Conclusion: A Test of Resilience and Support
The Indian gems and jewellery sector is at a crossroads. The U.S. tariffs represent the most significant challenge it has faced in decades. The industry’s demands are not for a permanent subsidy but for a temporary lifeline—a strategic pause that allows it to regroup and reorient. The government’s response will be a critical test of its commitment to supporting the MSME sector and preserving a key source of skilled employment and export revenue. The sparkle of Indian diamonds is undeniable; the question now is whether the ecosystem that cuts and polishes them will be given the support it needs to weather this storm and emerge more resilient and diversified than before.

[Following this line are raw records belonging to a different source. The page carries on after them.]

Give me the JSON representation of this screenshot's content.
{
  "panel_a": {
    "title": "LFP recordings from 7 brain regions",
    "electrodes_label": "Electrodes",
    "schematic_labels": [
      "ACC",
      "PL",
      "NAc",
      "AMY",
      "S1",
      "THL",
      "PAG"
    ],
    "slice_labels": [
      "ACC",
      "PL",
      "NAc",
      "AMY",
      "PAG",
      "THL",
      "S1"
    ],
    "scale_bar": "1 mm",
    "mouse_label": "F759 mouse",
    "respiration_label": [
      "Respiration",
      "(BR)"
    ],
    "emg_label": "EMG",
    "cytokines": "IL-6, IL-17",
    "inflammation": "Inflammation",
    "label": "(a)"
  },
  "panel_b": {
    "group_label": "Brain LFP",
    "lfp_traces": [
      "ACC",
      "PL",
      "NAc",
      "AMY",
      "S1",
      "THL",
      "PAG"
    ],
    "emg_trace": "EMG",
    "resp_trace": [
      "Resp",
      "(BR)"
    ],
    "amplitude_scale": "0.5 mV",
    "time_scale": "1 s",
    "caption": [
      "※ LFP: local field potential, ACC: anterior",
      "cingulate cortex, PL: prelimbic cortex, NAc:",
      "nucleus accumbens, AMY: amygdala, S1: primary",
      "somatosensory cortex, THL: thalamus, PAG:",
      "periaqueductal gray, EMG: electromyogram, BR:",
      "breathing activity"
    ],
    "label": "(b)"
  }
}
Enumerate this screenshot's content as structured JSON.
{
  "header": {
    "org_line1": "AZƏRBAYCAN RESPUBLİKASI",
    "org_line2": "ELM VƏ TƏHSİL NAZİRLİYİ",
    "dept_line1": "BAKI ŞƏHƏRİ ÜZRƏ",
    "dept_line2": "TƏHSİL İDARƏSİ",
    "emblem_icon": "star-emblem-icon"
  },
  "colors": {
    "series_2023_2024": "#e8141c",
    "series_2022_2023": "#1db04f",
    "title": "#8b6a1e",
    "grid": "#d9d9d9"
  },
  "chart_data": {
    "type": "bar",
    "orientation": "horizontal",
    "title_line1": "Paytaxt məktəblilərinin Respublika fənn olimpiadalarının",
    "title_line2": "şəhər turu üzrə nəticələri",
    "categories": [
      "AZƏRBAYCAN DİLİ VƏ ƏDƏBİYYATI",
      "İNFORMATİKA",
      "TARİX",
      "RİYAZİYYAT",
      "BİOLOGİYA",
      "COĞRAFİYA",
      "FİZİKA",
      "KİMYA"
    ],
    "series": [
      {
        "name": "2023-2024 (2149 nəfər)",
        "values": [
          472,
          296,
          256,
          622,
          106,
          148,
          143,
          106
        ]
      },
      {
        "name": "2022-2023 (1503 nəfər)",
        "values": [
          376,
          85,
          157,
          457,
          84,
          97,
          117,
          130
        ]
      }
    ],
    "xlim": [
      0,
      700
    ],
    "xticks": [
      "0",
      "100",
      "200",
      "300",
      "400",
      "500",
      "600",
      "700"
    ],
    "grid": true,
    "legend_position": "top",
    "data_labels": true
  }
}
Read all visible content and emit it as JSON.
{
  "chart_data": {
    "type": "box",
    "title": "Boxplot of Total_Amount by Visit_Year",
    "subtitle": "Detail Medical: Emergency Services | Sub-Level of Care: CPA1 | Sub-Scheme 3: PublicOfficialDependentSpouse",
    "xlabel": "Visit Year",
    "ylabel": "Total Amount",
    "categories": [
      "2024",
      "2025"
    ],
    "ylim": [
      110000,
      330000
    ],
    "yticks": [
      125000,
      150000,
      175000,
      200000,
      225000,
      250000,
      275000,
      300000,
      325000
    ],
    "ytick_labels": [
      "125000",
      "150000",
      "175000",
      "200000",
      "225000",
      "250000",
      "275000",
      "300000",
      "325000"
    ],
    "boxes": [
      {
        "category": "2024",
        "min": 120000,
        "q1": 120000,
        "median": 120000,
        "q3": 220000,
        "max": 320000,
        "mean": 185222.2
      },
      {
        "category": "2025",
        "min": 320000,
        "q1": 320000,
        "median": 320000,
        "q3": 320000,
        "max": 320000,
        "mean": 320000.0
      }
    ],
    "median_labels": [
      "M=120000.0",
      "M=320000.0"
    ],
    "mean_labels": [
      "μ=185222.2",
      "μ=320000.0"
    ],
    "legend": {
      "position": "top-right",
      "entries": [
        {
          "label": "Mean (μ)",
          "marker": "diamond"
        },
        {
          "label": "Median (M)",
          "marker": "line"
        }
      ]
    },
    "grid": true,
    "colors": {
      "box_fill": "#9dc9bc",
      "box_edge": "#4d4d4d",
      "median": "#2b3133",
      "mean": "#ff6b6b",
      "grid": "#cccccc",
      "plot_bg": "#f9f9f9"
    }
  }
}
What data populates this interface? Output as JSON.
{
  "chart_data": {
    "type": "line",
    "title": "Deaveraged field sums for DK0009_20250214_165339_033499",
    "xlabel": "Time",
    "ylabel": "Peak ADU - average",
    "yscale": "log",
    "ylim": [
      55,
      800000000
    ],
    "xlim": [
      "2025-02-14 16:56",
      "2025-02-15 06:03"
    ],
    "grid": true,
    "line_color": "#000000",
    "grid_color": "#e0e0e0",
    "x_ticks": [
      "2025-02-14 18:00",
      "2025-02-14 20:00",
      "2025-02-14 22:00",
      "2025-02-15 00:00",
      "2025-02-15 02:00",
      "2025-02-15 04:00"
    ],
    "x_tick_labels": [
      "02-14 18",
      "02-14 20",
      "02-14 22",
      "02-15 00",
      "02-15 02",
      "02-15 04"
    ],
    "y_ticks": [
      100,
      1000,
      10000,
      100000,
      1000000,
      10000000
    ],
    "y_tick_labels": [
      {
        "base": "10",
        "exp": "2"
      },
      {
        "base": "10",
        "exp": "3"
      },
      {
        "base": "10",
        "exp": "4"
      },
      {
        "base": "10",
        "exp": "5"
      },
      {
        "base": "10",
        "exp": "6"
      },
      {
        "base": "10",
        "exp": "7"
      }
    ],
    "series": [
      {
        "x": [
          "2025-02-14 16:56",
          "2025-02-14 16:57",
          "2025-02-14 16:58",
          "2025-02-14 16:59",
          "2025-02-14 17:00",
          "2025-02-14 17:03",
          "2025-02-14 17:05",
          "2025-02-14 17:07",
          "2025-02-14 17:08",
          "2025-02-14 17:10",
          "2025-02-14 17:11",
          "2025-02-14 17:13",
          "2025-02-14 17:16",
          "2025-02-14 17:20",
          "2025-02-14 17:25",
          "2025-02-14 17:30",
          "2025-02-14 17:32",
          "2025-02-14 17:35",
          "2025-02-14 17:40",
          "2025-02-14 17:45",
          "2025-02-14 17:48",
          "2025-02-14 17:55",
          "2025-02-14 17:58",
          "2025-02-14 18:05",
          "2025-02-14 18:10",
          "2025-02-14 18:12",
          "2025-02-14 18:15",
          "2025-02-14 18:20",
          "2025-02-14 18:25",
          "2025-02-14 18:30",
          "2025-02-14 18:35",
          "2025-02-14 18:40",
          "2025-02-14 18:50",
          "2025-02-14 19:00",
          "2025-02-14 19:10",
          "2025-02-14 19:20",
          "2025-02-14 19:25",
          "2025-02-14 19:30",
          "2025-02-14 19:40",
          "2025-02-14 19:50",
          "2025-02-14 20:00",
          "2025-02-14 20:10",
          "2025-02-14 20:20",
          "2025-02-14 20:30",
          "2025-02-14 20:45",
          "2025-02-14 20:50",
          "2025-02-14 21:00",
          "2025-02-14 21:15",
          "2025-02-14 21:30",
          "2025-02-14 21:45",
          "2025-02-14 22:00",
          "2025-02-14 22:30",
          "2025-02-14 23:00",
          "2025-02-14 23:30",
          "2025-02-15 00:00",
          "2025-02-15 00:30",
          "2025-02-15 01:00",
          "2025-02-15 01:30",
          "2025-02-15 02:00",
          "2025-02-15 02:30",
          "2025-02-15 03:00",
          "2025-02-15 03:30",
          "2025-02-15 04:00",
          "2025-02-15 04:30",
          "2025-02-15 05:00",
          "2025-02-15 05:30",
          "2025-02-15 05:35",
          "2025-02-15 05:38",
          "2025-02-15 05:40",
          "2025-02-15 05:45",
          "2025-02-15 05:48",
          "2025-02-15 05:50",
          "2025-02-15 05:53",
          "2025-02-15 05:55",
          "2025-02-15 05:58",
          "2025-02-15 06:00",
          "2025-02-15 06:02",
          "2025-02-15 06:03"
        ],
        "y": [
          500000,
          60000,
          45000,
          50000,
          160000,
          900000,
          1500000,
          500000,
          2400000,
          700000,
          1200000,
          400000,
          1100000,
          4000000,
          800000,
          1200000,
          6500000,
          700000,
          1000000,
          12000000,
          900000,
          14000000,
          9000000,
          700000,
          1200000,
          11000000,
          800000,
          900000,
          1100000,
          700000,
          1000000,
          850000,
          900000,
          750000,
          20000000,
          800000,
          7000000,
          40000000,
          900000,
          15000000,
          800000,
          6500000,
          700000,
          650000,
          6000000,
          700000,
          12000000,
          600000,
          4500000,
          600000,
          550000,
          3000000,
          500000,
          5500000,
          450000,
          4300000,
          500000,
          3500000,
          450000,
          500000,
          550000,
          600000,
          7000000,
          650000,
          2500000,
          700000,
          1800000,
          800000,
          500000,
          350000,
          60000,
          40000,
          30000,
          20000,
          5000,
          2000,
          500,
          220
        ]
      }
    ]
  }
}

The future of hundreds of thousands of livelihoods and a flagship export industry hangs in the balance.
Q&A Section
Q1: Why are the new U.S. tariffs so damaging to Indian exporters compared to large tariffs in other sectors?
A1: The tariffs are exceptionally damaging due to the nature of the product and the market structure. Diamonds and gold jewellery are high-value, price-sensitive luxury goods. A 50% price increase makes them uncompetitive overnight. Furthermore, the Indian industry is dominated by MSMEs (85% of exporters) that operate on thin margins and lack the financial resilience of large corporations to absorb such a massive cost shock or quickly shift to new markets. This combination of product sensitivity and exporter vulnerability creates a perfect storm.
Q2: What is the “export obligation period,” and why is extending it to 270 days so important?
A2: The export obligation period is the time limit given to manufacturers who import raw materials (like gold) duty-free. They must export the finished jewellery made from these materials within this period (currently 90 days) to avoid paying the import duty and GST. With U.S. orders cancelled due to the tariff, exporters cannot meet this deadline. Extending the period to 270 days is vital because it prevents them from being hit with massive tax penalties on inventory they cannot sell, giving them crucial time to find new buyers or adjust their business plans without facing financial ruin.
Q3: How would allowing SEZs to sell in the domestic market with “duty foregone” help?
A3: Currently, SEZs can sell domestically but must pay a 20% duty on the finished product, making them more expensive than domestic competitors. “Duty foregone” means they would only pay the applicable GST, but not the import duty on the raw materials they initially brought in. This would make their prices competitive in the domestic market, allowing them to sell their U.S.-bound inventory, generate revenue, clear blocked capital, and keep their operations running. It’s a temporary measure to utilize idle stock and capacity.
Q4: The article mentions “reverse job work.” What does this mean in practice?
A4: In practice, “reverse job work” would allow a manufacturing unit within a Special Economic Zone (SEZ)—which is legally considered foreign territory for trade—to accept raw materials from a domestic Indian buyer and manufacture jewellery for them. Normally, SEZs only work for export. This change would let these specialized units use their idle machinery and skilled workers to serve Indian clients, ensuring continued production and employment during the export downturn. It’s a flexible solution to keep the workshops active.
Q5: Is a government bailout of around $500 crore justified for this sector?
A5: Proponents argue it is strongly justified based on the sector’s disproportionate contribution to the economy. The sector employs over 800,000 skilled workers, generates tens of billions in export revenue, and is primarily composed of MSMEs that are the backbone of manufacturing. The cost of inaction—widespread job losses, factory closures, and a permanent loss of export capacity—would far exceed the $500 crore relief package. The bailout is framed not as a gift but as a strategic investment to preserve a critical national asset and allow it time to adapt to a sudden, external shock.